當兩匹馬終于停下腳步之后,云卿塵的臉色就像春日里的暖陽般熠熠生輝,而墨玄澈的陰沉臉色就像冬日中未盡的寒霜。
當墨英云手執軍士呈上的射靶成績單走到兩人面前時,他目光在數字間游移了片刻,便朗聲宣布道。
“諸位見證,方才那場較量,率先跨越終點線的,乃是晨云太子殿下!更令人嘆為觀止的是,太子陛下箭無虛發,靶靶正中紅心,今日之戰,榮耀歸于晨云太子!”

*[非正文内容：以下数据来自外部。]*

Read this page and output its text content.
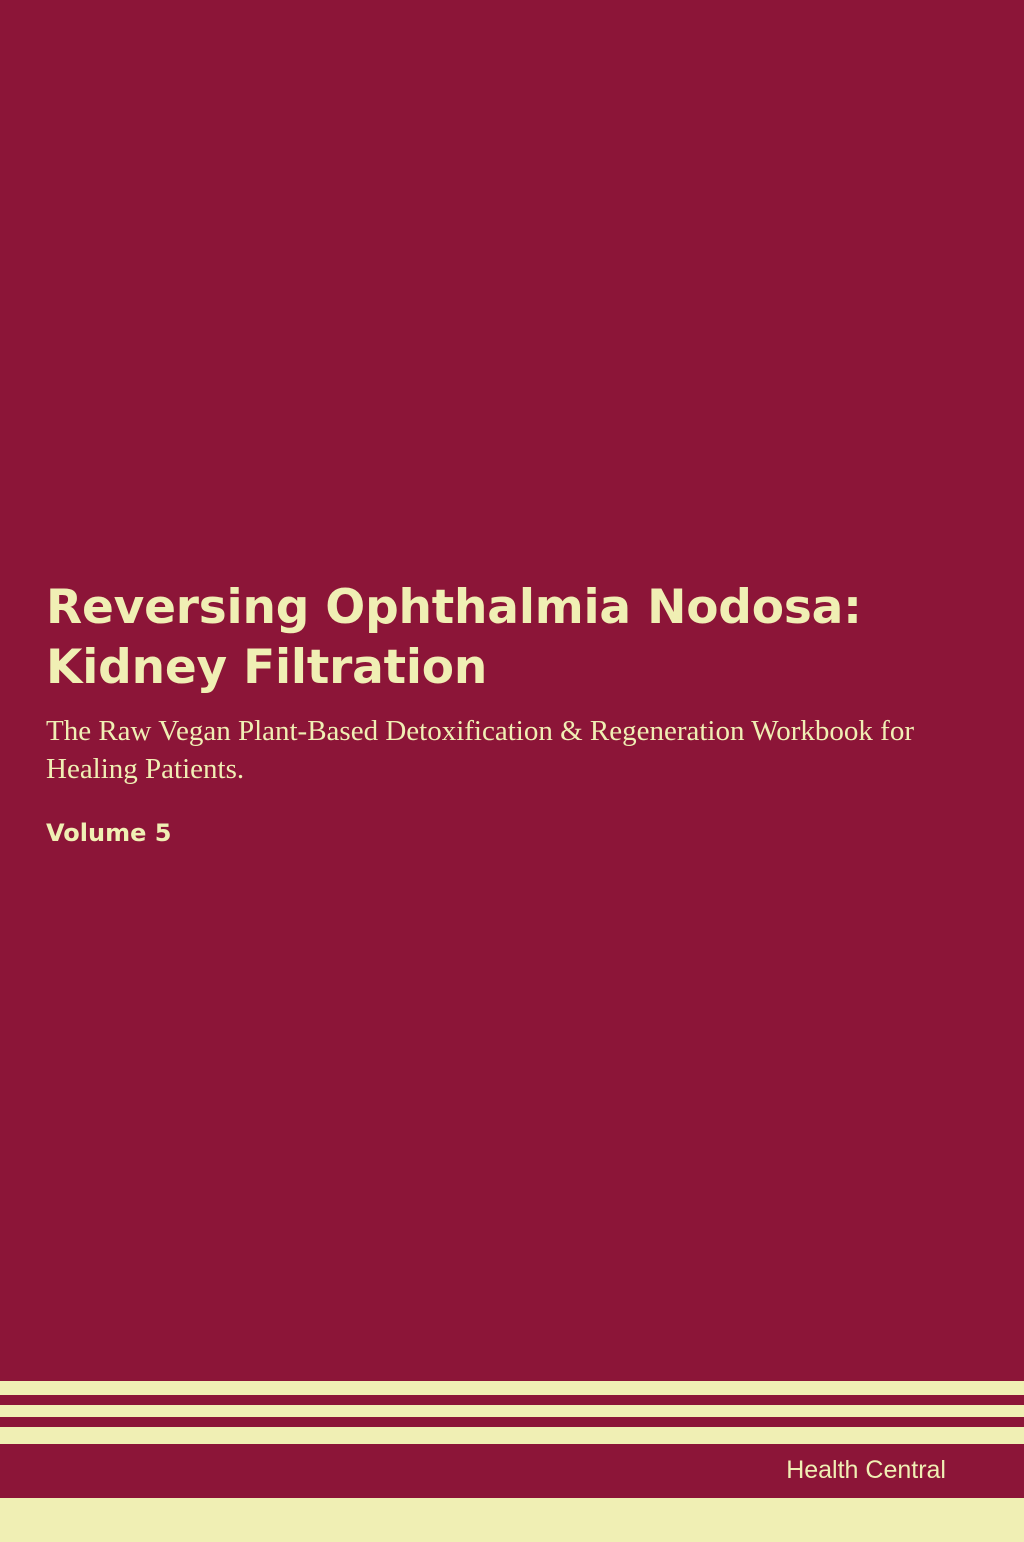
Reversing Ophthalmia Nodosa: Kidney Filtration

The Raw Vegan Plant-Based Detoxification & Regeneration Workbook for Healing Patients.

Volume 5

Health Central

然而,這勝利的宣告并未激起預想中的歡騰,只因敗者不是別人,乃是武烈之君——墨玄澈。
就在這時,墨玄澈忽地放聲大笑,打破了周遭的沉寂。
“哈哈哈哈,王叔此言差矣,您遺漏了關鍵一筆!朕非但馬背上不及晨云太子矯健,就連箭術也略遜一籌,最后一箭我并未射中一靶心,晨云太子的實力朕心悅誠服!”
言罷,他目光轉向云卿塵,眼神中既有敗者的坦然,又藏著不滅的傲骨。
“太子殿下,這場比試是朕輸了,所以按照賭約,向你致以最誠摯的歉意!”
“但是這次失敗不是朕技不如人,而是殿下福澤深厚,若朕也有太子妃這樣的佳偶相伴,那鹿死誰手也未可知啊!”
“陛下,這話就不對了,常言道,不怕神一樣的對手,就怕豬一樣的隊友,這隊友可是陛下你自己選的,所以你難道不應該為自己的選擇負責任么?”
白月看著墨玄澈那不甘的神色,突然笑著說道
“沒錯,太子妃所言很對,此乃朕之抉擇,自當一力承擔!”
墨玄澈的話語中帶著幾分決絕,隨即溫柔地轉向懷中顫抖不已的林妃,輕聲說道。
“愛妃,你方才不是豪言壯語,稱自己騎馬之術已臻化境,無所畏懼嗎?可為何在最后你竟……”
他的話音未落,林妃已如驚弓之鳥般,自己從馬背上滑落下來,等她摔到地上后,痛呼聲中夾雜著悲鳴,她淚眼婆娑地望著墨玄澈,哽咽的辯解道。
“陛下,臣妾確實經常騎馬,只不過都是在仆從的牽引之下……”
此言一出,四周頓時議論紛紛,如同春日里的蜂群,熱鬧非凡。
“什么,靠仆人牽著騎馬,那也叫會騎馬么?我剛才可是親眼目睹,若非林妃慌亂之中緊抱馬頸,驚擾了馬兒,陛下怎會憾失桂冠?”
“對啊,林妃自信滿滿的說善騎術,柳妃娘娘才甘愿退讓,讓出了這競技的一席之地,要早知是這個結果,還不如讓柳妃娘娘參賽呢!”
“說到底,陛下此番失利,皆因林妃之隱瞞所致,這種欺瞞的行為真是有辱他林氏的門風!”
此時的眾人已經將墨玄澈輸了比賽的原因全部都怪罪在林妃一人身上,而墨玄澈看著她,眼眸中閃過一抹復雜,隨后悠然一嘆道。
“愛妃,你是因為昨日來替清河郡主求情,朕未應允你而怪罪于朕么?”
林妃聞言,慌忙抬頭辯解道。
“陛下誤會了,臣妾怎么會心存芥蒂,我昨日確實是想為清河求情,但后來……”
林妃的話未說完,墨玄澈的聲音便立刻帶著幾分嚴厲。
“后來你無法釋懷,所以今日才做出如此之事么?朕真沒想到,你竟以武烈之榮耀為兒戲,這場較量,輸的不僅是戰局,更是我武烈的尊嚴與驕傲啊!”
此言一出,整個現場里風云變色,只見武將們紛紛跪倒在地,聲如洪鐘喊道。
“陛下,林妃此舉,實乃大不敬!懇請陛下為維護國威,嚴懲不貸!”
“正是,林妃之罪,怎么還配當六宮之首,請陛下罷黜其位,以儆效尤!”
武將們的請愿如同浪潮,一波接著一波。